= Michael Hicks Beach, 3rd Earl St Aldwyn =

British peer, baronet, and businessman

Michael Henry Hicks Beach, 3rd Earl St Aldwyn (born 7 February 1950) is a British peer, baronet, and businessman. He was a member of the House of Lords from 1992 to 1999.

The eldest of the three sons of Michael Hicks Beach, 2nd Earl St Aldwyn, and his wife Diana Mary Christian Mills, he was educated at Eton College and Christ Church, Oxford.
He succeeded his father as Earl St Aldwyn and Viscount Quenington in 1992 and is also 11th Baronet, of Beverstone Castle, in the baronetage of England, a title created for his ancestor Sir William Hicks in 1619. Since 1994 he has been managing director of International Fund Marketing (UK) Ltd.

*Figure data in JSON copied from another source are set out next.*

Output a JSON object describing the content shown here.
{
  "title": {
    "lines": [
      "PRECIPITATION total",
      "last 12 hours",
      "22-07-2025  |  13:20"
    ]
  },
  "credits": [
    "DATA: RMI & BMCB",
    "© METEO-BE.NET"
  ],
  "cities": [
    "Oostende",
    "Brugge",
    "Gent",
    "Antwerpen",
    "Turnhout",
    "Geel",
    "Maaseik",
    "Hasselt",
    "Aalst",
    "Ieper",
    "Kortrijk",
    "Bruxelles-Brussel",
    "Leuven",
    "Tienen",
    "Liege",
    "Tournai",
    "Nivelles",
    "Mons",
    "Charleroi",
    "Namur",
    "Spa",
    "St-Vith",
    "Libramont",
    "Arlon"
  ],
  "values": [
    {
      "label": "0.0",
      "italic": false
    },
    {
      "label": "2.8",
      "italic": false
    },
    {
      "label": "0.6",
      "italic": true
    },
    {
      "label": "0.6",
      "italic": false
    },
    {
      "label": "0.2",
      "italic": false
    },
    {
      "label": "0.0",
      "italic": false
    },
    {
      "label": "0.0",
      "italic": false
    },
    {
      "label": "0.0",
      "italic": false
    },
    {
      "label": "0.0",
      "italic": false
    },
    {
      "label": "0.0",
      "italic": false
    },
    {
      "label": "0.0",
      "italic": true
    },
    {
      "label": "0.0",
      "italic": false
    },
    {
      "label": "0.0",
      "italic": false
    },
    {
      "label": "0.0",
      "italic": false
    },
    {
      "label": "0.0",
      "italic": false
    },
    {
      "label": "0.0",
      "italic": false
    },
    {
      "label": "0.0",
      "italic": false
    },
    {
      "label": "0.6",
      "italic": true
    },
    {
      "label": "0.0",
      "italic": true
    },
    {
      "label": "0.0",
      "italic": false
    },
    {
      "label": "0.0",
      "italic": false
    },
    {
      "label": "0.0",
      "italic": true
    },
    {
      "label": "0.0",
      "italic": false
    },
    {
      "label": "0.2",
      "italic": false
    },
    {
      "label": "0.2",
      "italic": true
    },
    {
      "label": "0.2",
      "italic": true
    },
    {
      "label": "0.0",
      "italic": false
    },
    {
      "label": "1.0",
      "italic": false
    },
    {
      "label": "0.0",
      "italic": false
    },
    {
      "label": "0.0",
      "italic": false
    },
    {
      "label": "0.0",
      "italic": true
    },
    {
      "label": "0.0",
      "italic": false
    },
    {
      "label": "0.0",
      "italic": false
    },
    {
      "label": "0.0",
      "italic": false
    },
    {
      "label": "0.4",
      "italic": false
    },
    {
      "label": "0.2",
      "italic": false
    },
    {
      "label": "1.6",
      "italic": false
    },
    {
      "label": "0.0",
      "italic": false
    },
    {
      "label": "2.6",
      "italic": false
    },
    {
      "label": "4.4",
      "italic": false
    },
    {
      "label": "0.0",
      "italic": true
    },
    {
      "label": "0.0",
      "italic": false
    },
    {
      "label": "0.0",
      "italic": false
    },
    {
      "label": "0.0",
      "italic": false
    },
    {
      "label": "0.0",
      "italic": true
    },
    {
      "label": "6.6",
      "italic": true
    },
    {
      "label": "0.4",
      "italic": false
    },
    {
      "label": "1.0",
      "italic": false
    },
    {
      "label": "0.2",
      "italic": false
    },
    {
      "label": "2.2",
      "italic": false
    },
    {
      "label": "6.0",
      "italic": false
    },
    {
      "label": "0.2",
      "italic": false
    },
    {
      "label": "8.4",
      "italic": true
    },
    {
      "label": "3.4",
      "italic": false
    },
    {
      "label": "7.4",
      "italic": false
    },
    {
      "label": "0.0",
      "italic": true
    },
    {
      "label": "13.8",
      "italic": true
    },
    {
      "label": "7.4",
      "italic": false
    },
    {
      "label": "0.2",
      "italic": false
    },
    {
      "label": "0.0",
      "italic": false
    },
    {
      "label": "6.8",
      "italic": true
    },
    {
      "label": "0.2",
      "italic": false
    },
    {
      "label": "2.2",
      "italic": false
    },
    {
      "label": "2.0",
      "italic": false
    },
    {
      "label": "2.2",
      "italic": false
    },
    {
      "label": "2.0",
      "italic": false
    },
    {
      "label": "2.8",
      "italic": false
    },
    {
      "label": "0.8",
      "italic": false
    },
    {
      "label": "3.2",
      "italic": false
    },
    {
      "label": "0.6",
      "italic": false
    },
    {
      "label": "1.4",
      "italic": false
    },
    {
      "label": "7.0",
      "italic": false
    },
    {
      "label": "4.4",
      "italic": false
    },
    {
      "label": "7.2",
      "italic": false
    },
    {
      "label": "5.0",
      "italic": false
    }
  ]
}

In 1982, he married firstly Gilda Maria, daughter of João Adolfo Pinto da Cunha Saavedra, of Rio de Janeiro. In 2005 he married secondly Mrs Louise Wigan, Mostyn. With his first wife he has two daughters

- Lady Atalanta Maria Hicks-Beach (born 1983)
- Lady Aurora Ursula Hicks-Beach (born 1988)

The heir presumptive to the peerages is St Aldwyn’s younger brother David Seymour Hicks-Beach (born 1955), who was Page of Honour to Queen Elizabeth II between 1969 and 1972 and is now the owner of The Bones Dogalogue, a mail order firm for dogs. In 1993 he married Katrina Louise Susannah Henriques and has a daughter and a son.